For Jamaica, Blake participated at the 2010 Central American and Caribbean Games where she won a gold medal in the 4 x 400 meters relay. At the 2010 Commonwealth Games, Blake was 12th in the 4 x 400 meters relay with the Jamaican team that did not reach the final. For the 400 meters at that year's Commonwealth Games, Blake got to the semi-finals and finished overall in 18th place. She also was at the 2012 IAAF World Indoor Championships but did not win a medal.

In July 2012, Blake became part of the 4 x 400 meters Olympic team for Jamaica. Although Blake was a part of Jamaica's team that qualified for the 2012 Summer Olympics, Blake never actually ran at the London Olympics. Despite not running in the women's 4 × 400 m event, Blake was accidentally awarded an Olympic bronze medal by the Jamaica Olympic Association. She did not return the medal, however. In 2013, Blake was suspended for six years after she tested positive for methylhexanamine. That year, Blake asked the Court of Arbitration for Sport to grant her a shorten ban. After her ban was lowered to 4 1/2 years in 2014, Blake came back into competition in January 2017. Later that year, in compliance with International Association of Athletics Federations rules that mandate the return of all medals and prizes after positive testing for forbidden substances, Blake gave back her Olympic bronze medal to the Jamaica Olympic Association.

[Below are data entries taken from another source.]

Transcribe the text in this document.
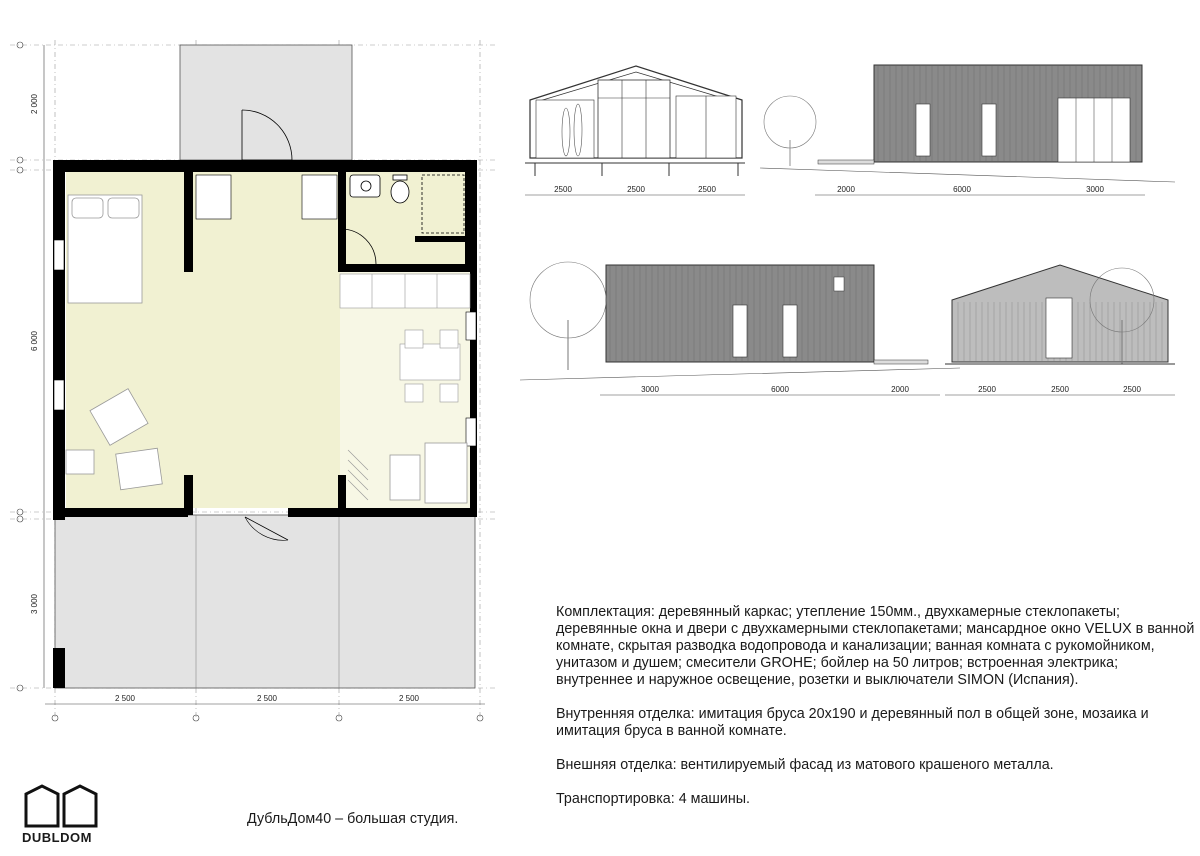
2 000
6 000
3 000
2 500	2 500	2 500
2500	2500	2500	2000	6000	3000
3000	6000	2000	2500	2500	2500

Комплектация: деревянный каркас; утепление 150мм., двухкамерные стеклопакеты; деревянные окна и двери с двухкамерными стеклопакетами; мансардное окно VELUX в ванной комнате, скрытая разводка водопровода и канализации; ванная комната с рукомойником, унитазом и душем; смесители GROHE; бойлер на 50 литров; встроенная электрика; внутреннее и наружное освещение, розетки и выключатели SIMON (Испания).

Внутренняя отделка: имитация бруса 20х190 и деревянный пол в общей зоне, мозаика и имитация бруса в ванной комнате.

Внешняя отделка: вентилируемый фасад из матового крашеного металла.

Транспортировка: 4 машины.

ДубльДом40 – большая студия.
DUBLDOM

At the 2018 IAAF World Indoor Championships, Blake was on the Jamaican team that won their 4 × 400 metres relay heat and qualified for the final. At the 4 x 400 meters final, Blake was not one of the runners for Jamaica when the team was disqualified after the race. During the 2018 National Relay Championships, Blake was sixth in the 400 meters and did not finish the final of the 800 meters. The following year, Blake was fourth in the 400 meters at the 2019 National Relay Championships.